Parallel Processing in R

Tips for Being a Good Citizen

Many parallel packages in R require you to create a "cluster" of workers executing tasks in parallel. If you copy code from the internet, it might look like this:

Bad Code from Some Website
😱 cluster_fork <- makeForkCluster(detectCores()) 😱

Don't Use detectCores!

It checks the machine for the total number of available cores and attempts to use all of them.

Instead, replace detectCores() with a fixed number, such as 4, or another reasonably scaled allocation of resources. It's also a good practice to benchmark your code first before scaling up. Consider this guide or this one to understand how your code might benefit from parallelization.

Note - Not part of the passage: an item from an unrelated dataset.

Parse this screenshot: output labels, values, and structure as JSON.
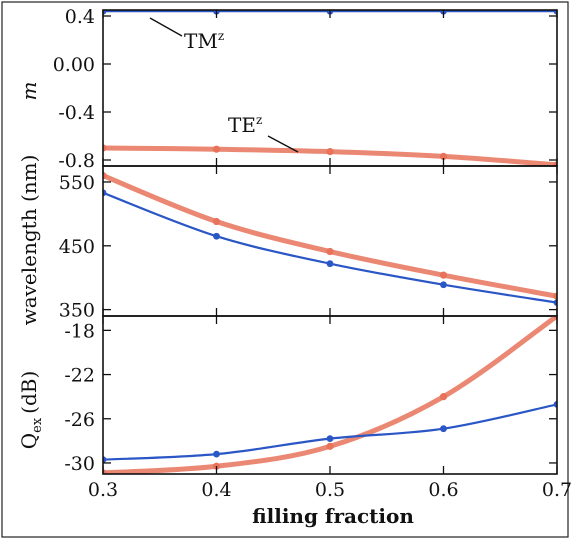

Parallelization Under the Hood

Even if you’re not explicitly running parallel code, some packages may use parallelization "under the hood." If you’re unsure, learn how to monitor usage. If your code runs in parallel automatically, figure out which options to pass to the functions you’re using in R to limit the number of cores. For example, in the ranger package, the num.threads option defaults to the total number of cores (😱). However, you can override this manually to prevent overuse of resources.

An Example of Parallelized Simulation

Let's consider the following function, which determines how many rolls of 5 dice are needed to achieve a "Yahtzee" (all dice showing the same value):

R
# Create a function to simulate dice rolls for Yahtzee
getRolls <- function(x) {
  dice = 1:6
  rolls = 0
  yahtzee = F
  while (!yahtzee) {
    roll <- sample(dice,5,replace = T)
    print(roll)
    rolls <- rolls + 1
    if (sd(roll)==0) {
      yahtzee = T
    }
  }
  return(rolls)
}

We aim to sample from the distribution 100 times to determine how many rolls it takes to achieve a Yahtzee. To accomplish this, we use the parallel package, and a distributed apply call mclapply:

R
# Load library
library(parallel)

# Set the number of cores to use
nc <- 4

# Perform the parallel computation
res <- mclapply(1:100,getRolls,mc.cores=nc)

# Create a histogram
hist(unlist(res))

This uses 4 cores on your local machine to apply this function.